Lundi 27 juillet 2015 à 18h30

Saint-Geniez - Auditorium

/2015 Concert – Lundi 27 juillet 18h30 – Saint-Geniez – Auditorium
2015 Concert – Lundi 27 juillet 18h30 – Saint-Geniez – Auditorium2016-12-02T23:43:14+00:00

CAMILLE SAINT-SAËNS (1835-1921)
Sonate pour basson & piano en sol M op 168

I Allegretto moderato – II Allegro scherzando – III Allegro moderato

Laurent LEFÈVRE basson / Nicolas MALLARTE piano

FRANZ SCHUBERT (1797-1828)  
Impromptu n° 1 op 90 en do m &
Impromptu n° 3 op 142 en si b M

Nicolas MALLARTE piano

SERGE PROKOFIEV (1891-1953)
Sonate op 94 pour flûte et piano

I Andantino – II Allegro – III Andante – IV Allegro con brio

Céline NESSI flûte / Nicolas MALLARTE piano

Camille Saint-Saëns : Sonate pour basson & piano en sol M op. 168

Voici un exemple de spiritualité et de trans­parence comme tu les aimes.

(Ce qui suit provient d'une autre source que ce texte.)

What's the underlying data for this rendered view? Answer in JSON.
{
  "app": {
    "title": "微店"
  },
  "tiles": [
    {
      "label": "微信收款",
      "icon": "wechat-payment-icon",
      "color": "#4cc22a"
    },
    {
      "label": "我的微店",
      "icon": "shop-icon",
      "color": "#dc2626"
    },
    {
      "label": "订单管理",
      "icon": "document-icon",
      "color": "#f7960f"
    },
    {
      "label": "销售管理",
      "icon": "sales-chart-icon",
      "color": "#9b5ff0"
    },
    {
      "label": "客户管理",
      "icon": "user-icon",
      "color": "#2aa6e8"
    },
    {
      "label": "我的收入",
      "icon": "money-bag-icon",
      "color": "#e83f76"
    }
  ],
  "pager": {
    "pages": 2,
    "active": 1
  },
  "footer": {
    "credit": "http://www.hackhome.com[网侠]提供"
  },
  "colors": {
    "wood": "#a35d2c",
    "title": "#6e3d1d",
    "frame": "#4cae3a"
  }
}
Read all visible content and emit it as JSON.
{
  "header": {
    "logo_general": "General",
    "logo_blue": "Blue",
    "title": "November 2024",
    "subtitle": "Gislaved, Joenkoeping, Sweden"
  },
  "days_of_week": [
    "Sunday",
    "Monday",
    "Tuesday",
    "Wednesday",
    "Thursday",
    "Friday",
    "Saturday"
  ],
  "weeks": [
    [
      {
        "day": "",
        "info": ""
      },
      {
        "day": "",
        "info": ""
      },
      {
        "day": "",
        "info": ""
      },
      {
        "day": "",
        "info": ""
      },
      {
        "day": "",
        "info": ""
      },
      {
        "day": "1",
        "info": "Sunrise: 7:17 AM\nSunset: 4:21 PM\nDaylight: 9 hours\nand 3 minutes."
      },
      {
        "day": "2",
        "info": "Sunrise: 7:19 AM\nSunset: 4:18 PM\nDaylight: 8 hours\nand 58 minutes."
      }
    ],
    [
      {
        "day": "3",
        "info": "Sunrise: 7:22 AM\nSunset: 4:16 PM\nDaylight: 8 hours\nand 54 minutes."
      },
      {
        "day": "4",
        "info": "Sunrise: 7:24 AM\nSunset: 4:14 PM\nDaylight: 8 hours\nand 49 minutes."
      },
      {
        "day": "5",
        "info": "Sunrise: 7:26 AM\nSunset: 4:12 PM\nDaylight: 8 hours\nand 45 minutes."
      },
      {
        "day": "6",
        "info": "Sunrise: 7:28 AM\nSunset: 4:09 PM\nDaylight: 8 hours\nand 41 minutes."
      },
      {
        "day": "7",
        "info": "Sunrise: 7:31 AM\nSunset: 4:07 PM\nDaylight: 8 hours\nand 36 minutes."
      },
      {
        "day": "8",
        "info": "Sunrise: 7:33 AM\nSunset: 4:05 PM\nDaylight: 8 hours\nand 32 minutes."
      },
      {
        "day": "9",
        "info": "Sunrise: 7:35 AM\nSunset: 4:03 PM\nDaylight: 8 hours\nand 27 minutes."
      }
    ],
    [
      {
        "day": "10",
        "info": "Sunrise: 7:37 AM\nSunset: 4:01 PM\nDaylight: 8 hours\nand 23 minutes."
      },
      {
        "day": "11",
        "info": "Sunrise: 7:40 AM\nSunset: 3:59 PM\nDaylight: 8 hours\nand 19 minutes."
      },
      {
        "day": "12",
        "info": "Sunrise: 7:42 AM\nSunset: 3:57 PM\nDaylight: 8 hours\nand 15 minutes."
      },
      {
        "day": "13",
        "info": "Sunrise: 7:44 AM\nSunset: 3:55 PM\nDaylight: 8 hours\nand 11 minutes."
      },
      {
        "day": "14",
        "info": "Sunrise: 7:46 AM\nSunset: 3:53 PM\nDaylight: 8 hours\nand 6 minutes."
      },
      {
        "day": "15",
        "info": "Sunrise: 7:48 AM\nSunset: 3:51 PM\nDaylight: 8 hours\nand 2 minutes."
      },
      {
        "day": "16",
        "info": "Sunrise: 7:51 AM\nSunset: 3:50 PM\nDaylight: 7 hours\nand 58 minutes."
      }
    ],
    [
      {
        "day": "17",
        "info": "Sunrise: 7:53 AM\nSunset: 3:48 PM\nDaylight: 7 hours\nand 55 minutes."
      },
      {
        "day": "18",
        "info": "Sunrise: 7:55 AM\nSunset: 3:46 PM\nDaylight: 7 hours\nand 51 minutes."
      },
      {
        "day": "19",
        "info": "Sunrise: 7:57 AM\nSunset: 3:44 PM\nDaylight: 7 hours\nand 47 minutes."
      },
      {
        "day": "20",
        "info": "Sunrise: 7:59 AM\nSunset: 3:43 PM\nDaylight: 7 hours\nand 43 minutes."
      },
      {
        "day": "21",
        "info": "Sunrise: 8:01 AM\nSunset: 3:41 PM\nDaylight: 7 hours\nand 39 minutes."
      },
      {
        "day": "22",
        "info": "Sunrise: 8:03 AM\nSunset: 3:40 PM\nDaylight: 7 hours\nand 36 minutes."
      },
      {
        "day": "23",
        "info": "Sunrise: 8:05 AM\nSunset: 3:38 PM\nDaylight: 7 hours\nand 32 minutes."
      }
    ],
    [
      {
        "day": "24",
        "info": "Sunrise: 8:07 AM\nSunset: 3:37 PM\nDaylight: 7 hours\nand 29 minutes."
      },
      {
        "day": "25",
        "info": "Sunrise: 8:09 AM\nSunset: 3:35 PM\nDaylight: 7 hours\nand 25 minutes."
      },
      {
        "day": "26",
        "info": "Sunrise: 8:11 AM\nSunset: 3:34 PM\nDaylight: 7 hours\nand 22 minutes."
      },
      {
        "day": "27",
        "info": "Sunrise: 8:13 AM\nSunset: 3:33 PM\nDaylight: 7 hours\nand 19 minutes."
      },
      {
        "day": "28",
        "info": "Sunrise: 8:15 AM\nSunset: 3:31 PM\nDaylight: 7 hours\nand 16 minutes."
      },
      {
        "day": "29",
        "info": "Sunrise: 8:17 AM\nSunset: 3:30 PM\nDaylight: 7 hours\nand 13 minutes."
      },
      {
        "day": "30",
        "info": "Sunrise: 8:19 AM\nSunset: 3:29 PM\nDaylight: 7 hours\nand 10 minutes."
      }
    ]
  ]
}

Camille Saint-Saëns offre au basson un répertoire nouveau, et à la musique française une nouvelle lettre de noblesse. Le premier allegretto moderato est noble, paisible, et la rencontre avec le piano apporte parfois de piquantes dissonances. L’Allegro Scherzando est une pochade au second degré, domaine privilégié du compositeur, dont les accents espagnols tirent des effets bouffons de l’instrument. Le calme revient avec un adagio mélancolique, puis un pied de nez magistral, à la Mozart, vient clore de façon enjouée la sonate.
Je vais te confier un secret : j’ai tellement rêvé des mélodies du voyage d’hiver, j’aime à retrouver l’esprit de ces pages dans tes impromptus des années 1827.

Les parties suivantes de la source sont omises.